Dans un entretien accordé au journal « Le Renouveau du Burundi » le lundi 23 mars 2026, Docteur Elie Nkunzimana dresse un état des lieux sans concession de l’oncologie nationale. Entre avancées chirurgicales et lacunes technologiques, son analyse croise le récit de Joselyne Ndayambaje, une patiente dont le témoignage de guérison souligne l’importance vitale d’un diagnostic précoce face aux pathologies malignes féminines du cancer gynécologique.

Docteur Elie Nkunzimana souligne que l’accès aux soins oncologiques au Burundi est fortement limité par le contexte de sous-développement économique et sanitaire. Selon l’expert, le choix d’un protocole n’est jamais arbitraire car il repose sur des facteurs critiques tels que l’histologie de la tumeur, le stade clinique, l’âge et, impérativement, l’indice de performance (état général) de la patiente.
Ce praticien affirme que la chirurgie demeure le pilier du traitement local. Il énumère les interventions courantes entres autres l’hystérectomie (ablation de l’utérus), l’annexectomie (ovaires et trompes), le curage ganglionnaire et la chirurgie de cytoréduction, essentielle pour réduire la masse tumorale, notamment dans les cancers de l’ovaire. Cependant, il déplore que l’efficacité de l’acte opératoire soit souvent compromise par des consultations trop tardives, rendant parfois l’exérèse impossible.
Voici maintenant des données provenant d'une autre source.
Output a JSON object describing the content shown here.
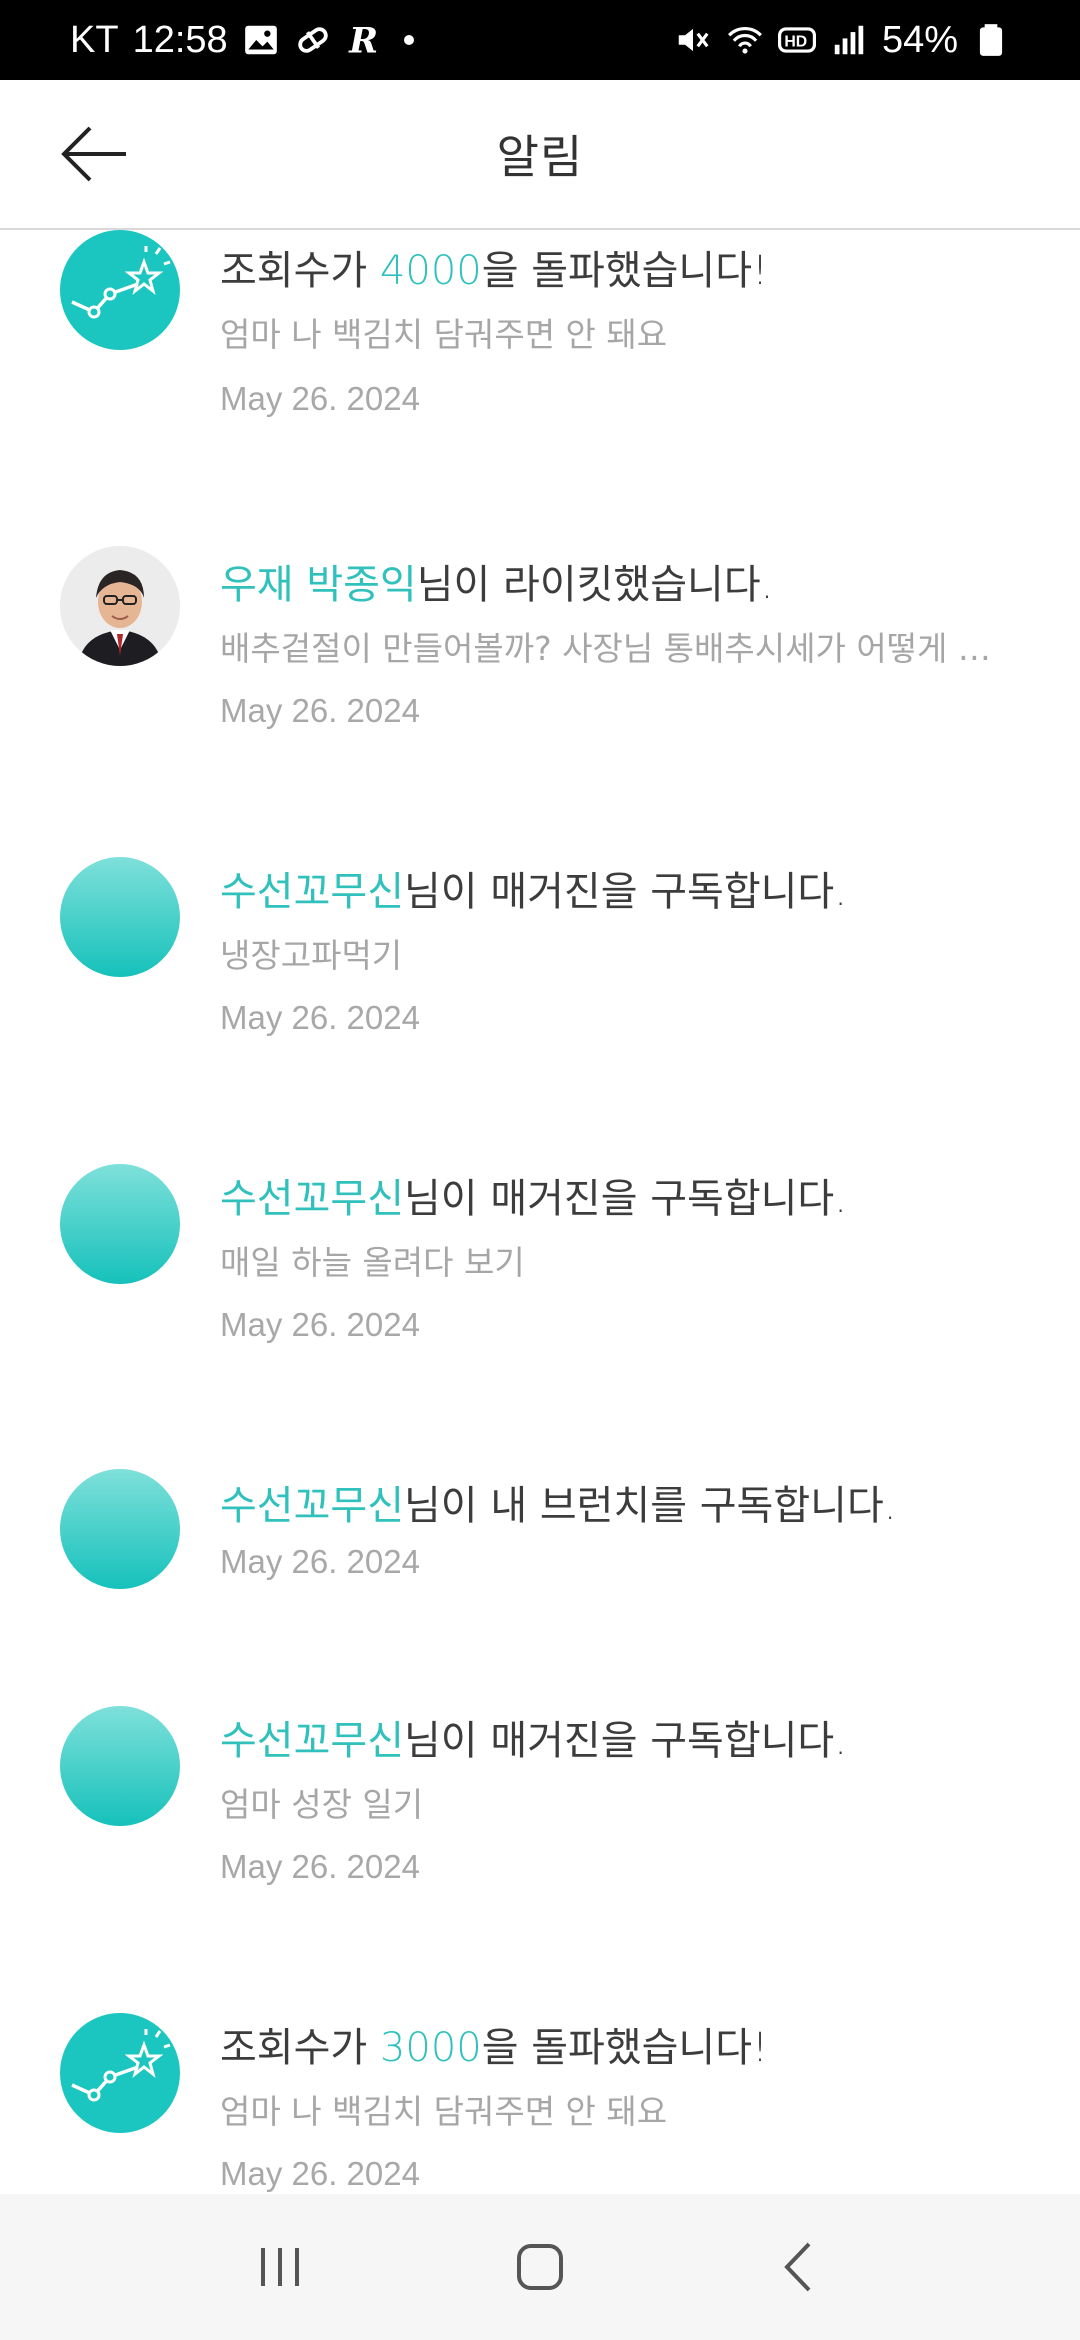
{
  "status_bar": {
    "carrier": "KT",
    "time": "12:58",
    "battery": "54%",
    "icons": [
      "image-icon",
      "pill-icon",
      "r-app-icon",
      "dot-icon",
      "mute-icon",
      "wifi-icon",
      "hd-icon",
      "signal-icon",
      "battery-icon"
    ]
  },
  "header": {
    "title": "알림",
    "back_icon": "arrow-left-icon"
  },
  "notifications": [
    {
      "avatar": "chart-star-icon",
      "title_highlight_prefix": "",
      "title_pre": "조회수가 ",
      "title_highlight": "4000",
      "title_post": "을 돌파했습니다!",
      "subtitle": "엄마 나 백김치 담궈주면 안 돼요",
      "date": "May 26. 2024"
    },
    {
      "avatar": "user-photo",
      "title_highlight": "우재 박종익",
      "title_post": "님이 라이킷했습니다.",
      "subtitle": "배추겉절이 만들어볼까? 사장님 통배추시세가 어떻게 …",
      "date": "May 26. 2024"
    },
    {
      "avatar": "gradient-avatar",
      "title_highlight": "수선꼬무신",
      "title_post": "님이 매거진을 구독합니다.",
      "subtitle": "냉장고파먹기",
      "date": "May 26. 2024"
    },
    {
      "avatar": "gradient-avatar",
      "title_highlight": "수선꼬무신",
      "title_post": "님이 매거진을 구독합니다.",
      "subtitle": "매일 하늘 올려다 보기",
      "date": "May 26. 2024"
    },
    {
      "avatar": "gradient-avatar",
      "title_highlight": "수선꼬무신",
      "title_post": "님이 내 브런치를 구독합니다.",
      "date": "May 26. 2024"
    },
    {
      "avatar": "gradient-avatar",
      "title_highlight": "수선꼬무신",
      "title_post": "님이 매거진을 구독합니다.",
      "subtitle": "엄마 성장 일기",
      "date": "May 26. 2024"
    },
    {
      "avatar": "chart-star-icon",
      "title_pre": "조회수가 ",
      "title_highlight": "3000",
      "title_post": "을 돌파했습니다!",
      "subtitle": "엄마 나 백김치 담궈주면 안 돼요",
      "date": "May 26. 2024"
    }
  ],
  "nav_bar": {
    "buttons": [
      "recent-apps-icon",
      "home-icon",
      "back-icon"
    ]
  },
  "colors": {
    "accent": "#30c1bd",
    "title_text": "#3c3c3c",
    "secondary_text": "#a6a6a6"
  }
}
M.Nkunzimana alerte également sur un « déficit majeur », l’absence totale de radiothérapie au Burundi. Bien que cruciale pour traiter les cancers du col de l’utérus ou de l’endomètre via des rayons ionisants ou la curiethérapie, cette modalité reste inaccessible sur le territoire national, contraignant les patientes à des impasses thérapeutiques ou à des évacuations coûteuses.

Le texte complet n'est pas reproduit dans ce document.